On parle souvent des bienfaits des expériences à l’étranger. Mais partir sur une longue période entraîne aussi son lot d’incertitudes et de deuils. Nos racines sur quatre continents font en sorte que nous le vivons à tous les jours, à des degrés divers selon les événements qui se déroulent dans nos vies. Partir, c’est manquer des petits bonheurs au quotidien avec ceux qui ont fait le choix de rester. La vie ne s’arrête pas avec notre départ, loin de là, et nous devons faire le deuil de moments qui ne reviendront pas. Mais lorsque tout va mal, ces deuils sont d’autant plus difficiles à faire…
Lorsque j’étais enfant et que nous vivions en Allemagne, je l’ai vécu pour la première fois. Alors que nous étions loin, mon père a perdu son grand-père (qui était plutôt un père pour lui, le sien étant absent depuis son tout jeune âge). Ma mère, quant à elle, a perdu sa sœur. J’étais triste, mais surtout par procuration. J’étais triste de voir mes parents traverser une grande épreuve tout en étant loin de leurs frères et sœurs. Je voyais leur souffrance et je me sentais bien impuissante. À l’époque, Internet n’existait pas et les communications téléphoniques étaient très onéreuses et de piètre qualité. Nous communiquions avec les membres de notre famille québécoise par le biais de cassettes vidéo ou de lettres manuscrites. Être loin créait un grand vide dans nos vies, une distance énorme qui devenait pesante lorsque tout allait mal.
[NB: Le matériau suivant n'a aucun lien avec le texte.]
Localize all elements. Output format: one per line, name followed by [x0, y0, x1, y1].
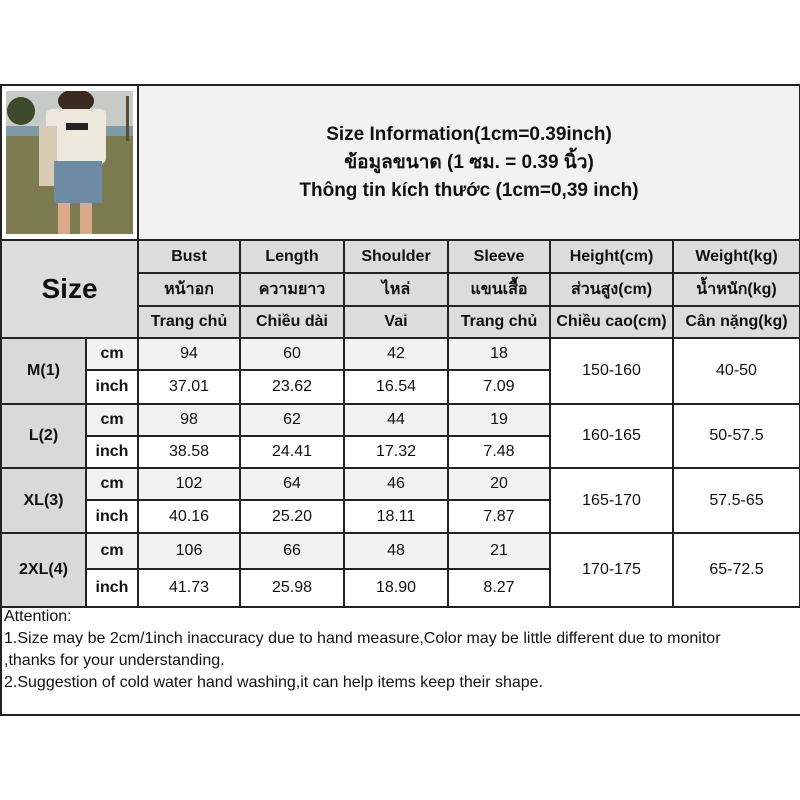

À l’âge adulte, j’ai rencontré l’amour de ma vie. Il y a 16 ans déjà. D’origine française, il faisait sa dernière année d’université au Québec et nous sommes tombés follement amoureux. Il devait repartir quelques mois plus tard et j’avais le cœur brisé. Il est ensuite venu s’installer ici, avec moi. Nous avons peu à peu appris à vivre loin d’une partie de notre famille. Je me souviens des départs aux aéroports les premières années, à quel point c’était déchirant. Puis, nous sommes partis vivre à Dubaï pendant trois années. Nous laissions alors derrière nous notre famille du Québec. Nous avons vécu beaucoup de belles choses pendant ces années, mais quelques moments difficiles aussi…
J’aurais aimé être là pour ma meilleure amie lorsque son conjoint est décédé et qu’elle l’a courageusement accompagné vers la mort.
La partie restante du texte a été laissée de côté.